Gray Traveller / 698

698
わったん 2026/07/19 (日) 22:19:19 >> 696

『……対話とは、未来に残る過去の残滓』
『その残滓が人の感情となり、また別の人へと伝播する命の雫』
『護られるべき尊い行程』
『貴方に課せられていた使命は、既に曲線を喪っており』
『私に提示する為の道は閉ざされている』
『故にこそ、貴方は私と対話するべきではなかった』
『私を、最初から鎮圧すべきだったんだろう』

「……確かに、アンタを倒せばそれで話は終わりだ」
「俺は都市の人間として依頼され、都市の人間としてアンタを始末する」
「普通の話」
「だが、これは俺の感覚だ」
「俺と同じように空虚になったはずのアンタに理解を示せなきゃ」
「俺はこの先、本当に自分を見付ける事なんて出来ない」
「だから、俺は対話を選んだんだ」
「選んだはずなのに」
「……答えが、出ない」

『それを成してきたのが』
『過去を彩る貴方、透明の軌跡だった』

「……」

『准えるべき過去は、持つものが提示する記録』
『それが退路であり、自分自身を形成するものである』
『思い出を持ちえない貴方が、私に言葉を投げかけること自体』
『それは時間の浪費に過ぎず、ただ立ち止まるだけの出来事』
『利口ではない』
『貴方は、都市の人間であるが故、過去で私を示す事は出来ない』

「……」

『見逃すという選択は、そもそもとして存在しないのだろうな』
『いずれにせよ、私は此処でいつか死ぬ』
『貴方の手によってではなく、他人の手によって』
『此処で死に往く事こそが私の望みであり』
『それが退路を示す事となるのだから』
『それなら、透明の軌跡』
『今此処で、貴方が剣を振ろうが振らまいが』
『結末は変わらない』
『貴方は、『ユンフ』ではないから』

「……」

生きた走馬灯が此処を離れない理由。
それは自身の退路を護れなかったことに対する罪悪。
そしてその罪悪から解放される為に、
自身の成したい事。
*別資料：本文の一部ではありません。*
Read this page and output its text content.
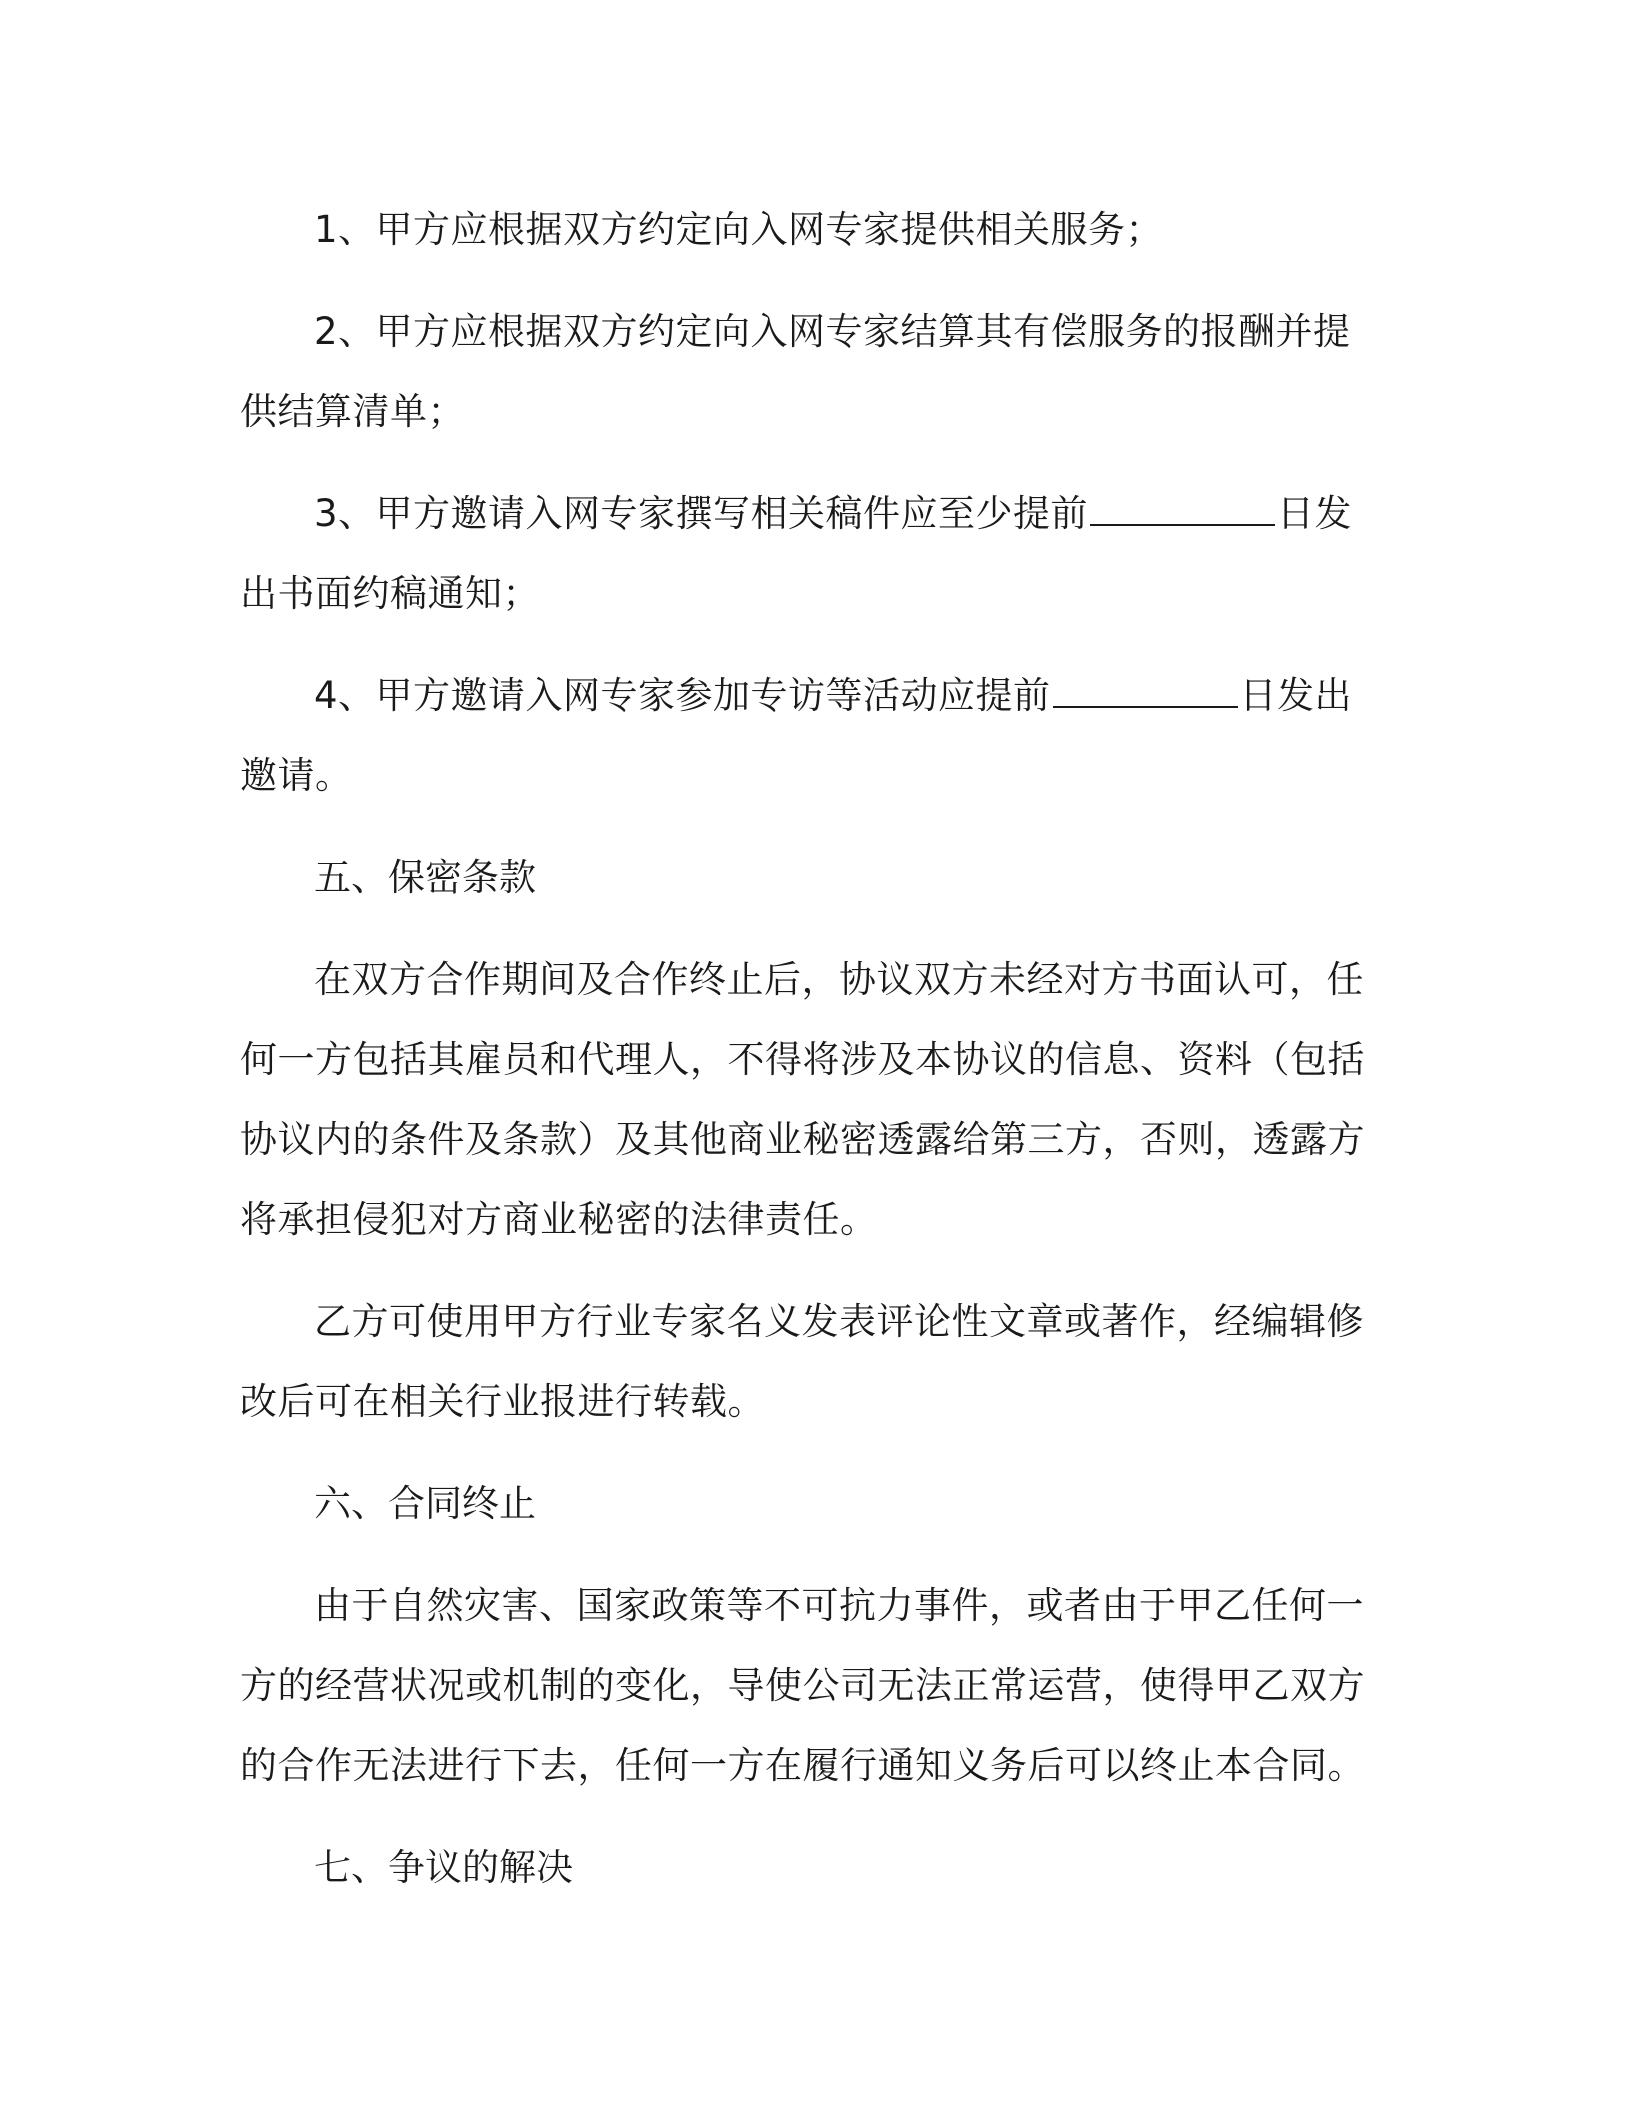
1、甲方应根据双方约定向入网专家提供相关服务；

2、甲方应根据双方约定向入网专家结算其有偿服务的报酬并提供结算清单；

3、甲方邀请入网专家撰写相关稿件应至少提前	日发出书面约稿通知；

4、甲方邀请入网专家参加专访等活动应提前	日发出邀请。

五、保密条款

在双方合作期间及合作终止后，协议双方未经对方书面认可，任何一方包括其雇员和代理人，不得将涉及本协议的信息、资料（包括协议内的条件及条款）及其他商业秘密透露给第三方，否则，透露方将承担侵犯对方商业秘密的法律责任。

乙方可使用甲方行业专家名义发表评论性文章或著作，经编辑修改后可在相关行业报进行转载。

六、合同终止

由于自然灾害、国家政策等不可抗力事件，或者由于甲乙任何一方的经营状况或机制的变化，导使公司无法正常运营，使得甲乙双方的合作无法进行下去，任何一方在履行通知义务后可以终止本合同。

七、争议的解决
この場を護る街灯となりながらも、この場で散る事。
透明の軌跡は、生きた走馬灯が望む顛末に対して、
示せるものが何もなかった。
過去も思い出も、何もなかった。
だからこそ

「なら……それなら……退路なんかじゃなく」
「進路を見付けたらどうなんだよ……」

未来への想いを、吐露する事にした。